-
21. Data: 2016-09-12 16:34:12
Temat: Re: Zasilanie domowego IT
Od: PeJot <P...@n...pl>
W dniu 2016-09-12 o 09:51, J.F. pisze:
> -same dlugie kable moga byc przyczyna problemow ... choc jesli
> wtyczkowy, to te 1-2m znosi.
Zasilacze wtyczkowe, a wszystko blisko siebie więc kabli potrzeba
naprawdę niewiele.
--
P. Jankisz
O rowerach: http://coogee.republika.pl/pj/pj.html
"Dopóki nie skorzystałem z Internetu, nie wiedziałem, że na świecie jest
tylu idiotów" Stanisław Lem
-
22. Data: 2016-09-12 16:57:05
Temat: Re: Zasilanie domowego IT
Od: Dariusz Dorochowicz <dadoro@_wp_._com_>
W dniu 2016-09-12 o 16:21, J.F. pisze:
> Użytkownik "Dariusz Dorochowicz" napisał w wiadomości grup
> dyskusyjnych:57d6b382$0$12562$6...@n...neostrad
a.pl...
> W dniu 2016-09-12 o 11:56, J.F. pisze:
>>> Niekoniecznie, bo nie podejrzewam aby w srodku bylo cos wymagajace
>>> naprawde 12V DC.
>
>> Prawie na pewno jest przetwornica. Z jakimś zakresem napięć wejściowych,
>> niekoniecznie poprawnie działająca przy "zaledwie" 12V?
>
> Przy urzadzeniu malej mocy niekoniecznie. Moze byc zwykly stabilizator
> liniowy.
Routery wcale takie małej mocy nie są. Tzn w zasadzie są, ale też mają
zwykle małą obudowę i robi się kłopot: jak odprowadzić tę ilość ciepła.
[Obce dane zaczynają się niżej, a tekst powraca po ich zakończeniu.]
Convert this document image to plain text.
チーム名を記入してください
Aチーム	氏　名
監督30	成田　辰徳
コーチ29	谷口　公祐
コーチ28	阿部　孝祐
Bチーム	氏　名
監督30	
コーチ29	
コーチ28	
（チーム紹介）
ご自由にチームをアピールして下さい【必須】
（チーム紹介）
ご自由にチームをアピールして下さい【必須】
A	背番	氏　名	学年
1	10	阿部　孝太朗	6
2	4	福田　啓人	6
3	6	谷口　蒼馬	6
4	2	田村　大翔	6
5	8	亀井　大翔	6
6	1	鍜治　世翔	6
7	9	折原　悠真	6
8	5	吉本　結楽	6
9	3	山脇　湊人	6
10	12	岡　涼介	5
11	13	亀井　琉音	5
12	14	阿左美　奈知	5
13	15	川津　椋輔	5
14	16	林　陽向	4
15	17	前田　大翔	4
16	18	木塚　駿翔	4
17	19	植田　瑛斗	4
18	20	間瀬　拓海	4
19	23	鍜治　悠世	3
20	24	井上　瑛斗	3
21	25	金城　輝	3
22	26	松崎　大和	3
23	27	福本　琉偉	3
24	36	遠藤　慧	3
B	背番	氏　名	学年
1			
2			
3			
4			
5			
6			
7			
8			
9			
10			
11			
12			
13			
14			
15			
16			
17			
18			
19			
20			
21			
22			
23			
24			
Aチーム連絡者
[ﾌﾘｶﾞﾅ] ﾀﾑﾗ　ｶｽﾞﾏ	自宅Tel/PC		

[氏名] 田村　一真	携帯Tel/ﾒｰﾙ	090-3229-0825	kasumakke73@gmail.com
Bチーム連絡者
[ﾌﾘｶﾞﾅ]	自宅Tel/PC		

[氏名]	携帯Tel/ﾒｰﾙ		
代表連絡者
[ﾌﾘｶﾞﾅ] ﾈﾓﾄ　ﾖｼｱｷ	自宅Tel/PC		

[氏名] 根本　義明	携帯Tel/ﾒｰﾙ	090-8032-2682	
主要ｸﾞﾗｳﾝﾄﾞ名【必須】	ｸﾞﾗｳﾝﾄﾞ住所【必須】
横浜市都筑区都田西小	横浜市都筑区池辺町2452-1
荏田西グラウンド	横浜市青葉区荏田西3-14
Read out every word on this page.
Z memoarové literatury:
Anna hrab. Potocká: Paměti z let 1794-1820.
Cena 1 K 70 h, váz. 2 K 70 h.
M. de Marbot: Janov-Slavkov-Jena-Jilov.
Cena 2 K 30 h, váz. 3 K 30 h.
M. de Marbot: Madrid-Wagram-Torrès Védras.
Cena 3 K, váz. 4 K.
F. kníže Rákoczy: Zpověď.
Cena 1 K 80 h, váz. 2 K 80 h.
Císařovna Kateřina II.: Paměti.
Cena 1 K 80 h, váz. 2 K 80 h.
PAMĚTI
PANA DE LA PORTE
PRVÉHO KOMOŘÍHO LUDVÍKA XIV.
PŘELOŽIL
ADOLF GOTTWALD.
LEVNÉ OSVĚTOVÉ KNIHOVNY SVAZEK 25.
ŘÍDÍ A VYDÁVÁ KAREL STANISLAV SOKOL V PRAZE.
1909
> Choc robic liniowo 3.3V z 12 ... zbrodnia :-)
No dokładnie. A jak masz zwykłe trafo, to ono jest dość miękkie, więc
musisz zapewnić zapas na wyższe napięcie.
>>> Czesto sie tak robilo, jak bylo potrzebne dodatkowe napiecie, np ujemne.
>>> "powielacz" z zasilania AC i mamy np -12V do zasilania analogowki czy
>>> RS-232 bez problemow.
>
>> Owszem, ale w routerze? Chyba tylko "oszczędność" żeby zamiast
>> maxa232/3232 dać "gołe" bufory, ale jakoś tego nie widzę. No chyba, że
>> naprawdę stare urządzenie.
>
> Jesli ma RS-232, to musi byc stare :-)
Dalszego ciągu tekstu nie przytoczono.